Nous vivons un monde de conflits. Premier conflit : entre l’homme et la nature, qui est par elle-même hostile, qu’on s’efforce de domestiquer, de rendre de plus en plus habitable. Autre conflit : entre les hommes eux-mêmes. Il s’agit d’affronter la jalousie de nos semblables, en tous domaines. Là aussi c’est la mort qui est au bout du chemin. Les frères ennemis s’entretuent. Prototypes : Caïn et Abel. Mais le conflit le plus fondamental est entre l’homme et Dieu. Comment croire que Dieu est amour ? N’est-il pas un Dieu jaloux de son pouvoir ? L’Apocalypse lève littéralement le voile sur la fin de l’histoire pour nous présenter un univers où il n’y aura plus de pleurs, plus de cris, plus de tristesse. L’univers de la Résurrection. C’était déjà le sens des « signes » que Jésus faisait tout au long de sa vie terrestre : il se présente comme un homme totalement libre, un homme qui impose même sa loi à la nature : même la mer, même les vents lui obéissent. C’est l’annonce d’un univers réconcilié. Un monde où « Dieu demeurera avec les hommes » : Dieu avec nous.
A réaliser
Un monde inauguré par la résurrection du Christ. Mais il y a une grande distance entre ce que nous sommes et ce que nous serons un jour, à la fin de l’histoire. L’Apocalypse annonce la fin du conflit entre l’homme et Dieu, mais les autres conflits ? On comprend dès lors que la charité reste la seule consigne, l’héritage unique de Jésus. La charité, ce sera la fin du conflit entre l’homme et l’homme. Dernier mot de la Bible, elle clôt la lutte immémoriale des frères ennemis. L’amour qui nous est commandé est en référence avec un passé et un avenir. Dans le passé, il y a la Passion du Christ. Là, Dieu s’est manifesté comme amour. Le péché avait « abondé » : l’amour a surabondé, détruisant tout conflit.

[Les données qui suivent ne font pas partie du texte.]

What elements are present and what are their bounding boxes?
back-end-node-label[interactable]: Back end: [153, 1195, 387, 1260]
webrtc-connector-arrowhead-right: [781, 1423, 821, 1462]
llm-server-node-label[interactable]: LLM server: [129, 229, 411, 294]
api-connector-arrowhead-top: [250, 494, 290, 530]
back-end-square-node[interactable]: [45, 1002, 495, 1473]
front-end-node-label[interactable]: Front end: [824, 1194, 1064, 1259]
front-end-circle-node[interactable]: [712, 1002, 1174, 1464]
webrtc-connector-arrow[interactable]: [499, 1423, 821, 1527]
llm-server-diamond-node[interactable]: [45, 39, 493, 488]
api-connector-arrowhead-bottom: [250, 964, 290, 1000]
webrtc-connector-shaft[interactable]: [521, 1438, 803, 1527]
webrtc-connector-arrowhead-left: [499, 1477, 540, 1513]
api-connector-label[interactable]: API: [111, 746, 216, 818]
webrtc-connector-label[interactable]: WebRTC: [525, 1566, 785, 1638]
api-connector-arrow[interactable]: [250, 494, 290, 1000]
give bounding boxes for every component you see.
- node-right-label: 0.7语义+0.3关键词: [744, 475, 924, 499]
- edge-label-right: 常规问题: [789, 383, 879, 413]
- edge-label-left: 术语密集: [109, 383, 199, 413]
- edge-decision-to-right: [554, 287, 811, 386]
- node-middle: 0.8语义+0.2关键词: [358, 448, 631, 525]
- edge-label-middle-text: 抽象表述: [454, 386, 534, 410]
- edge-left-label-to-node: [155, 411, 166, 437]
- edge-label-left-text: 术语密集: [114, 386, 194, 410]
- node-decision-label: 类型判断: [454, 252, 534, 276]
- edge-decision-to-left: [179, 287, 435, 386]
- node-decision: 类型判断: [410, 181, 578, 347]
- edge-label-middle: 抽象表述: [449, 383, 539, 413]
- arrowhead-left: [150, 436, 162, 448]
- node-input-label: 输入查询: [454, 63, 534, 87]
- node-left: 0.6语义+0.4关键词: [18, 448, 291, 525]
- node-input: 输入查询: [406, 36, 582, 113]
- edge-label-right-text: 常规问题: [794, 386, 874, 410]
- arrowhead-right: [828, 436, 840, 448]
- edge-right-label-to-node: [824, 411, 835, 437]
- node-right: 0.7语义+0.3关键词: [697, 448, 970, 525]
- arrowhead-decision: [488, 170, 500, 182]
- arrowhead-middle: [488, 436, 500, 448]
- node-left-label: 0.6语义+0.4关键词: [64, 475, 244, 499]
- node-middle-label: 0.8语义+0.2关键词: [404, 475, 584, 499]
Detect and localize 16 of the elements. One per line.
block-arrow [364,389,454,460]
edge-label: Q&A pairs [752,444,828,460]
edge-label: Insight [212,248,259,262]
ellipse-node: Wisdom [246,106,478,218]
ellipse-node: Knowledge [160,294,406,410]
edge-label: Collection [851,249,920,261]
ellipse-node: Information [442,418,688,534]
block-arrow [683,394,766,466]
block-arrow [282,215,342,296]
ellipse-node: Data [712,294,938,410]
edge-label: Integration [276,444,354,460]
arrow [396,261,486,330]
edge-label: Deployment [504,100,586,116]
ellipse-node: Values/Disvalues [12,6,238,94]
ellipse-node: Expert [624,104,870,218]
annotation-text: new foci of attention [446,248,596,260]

En référence, également, avec un avenir, celui où l’homme sera en paix avec l’homme. C’est la « cité sainte » dont parle l’Apocalypse. Cité des hommes sans cris ni tristesse et en même temps demeure de Dieu. Par la charité, nous vivons déjà notre avenir. Humainement parlant, cela peut paraître utopique. Mais, à la réflexion, n’est-ce pas le seul chemin de vie ? L’amour est plus fort que la mort. La résurrection du Christ nous en donne un exemple. A nous de continuer la route.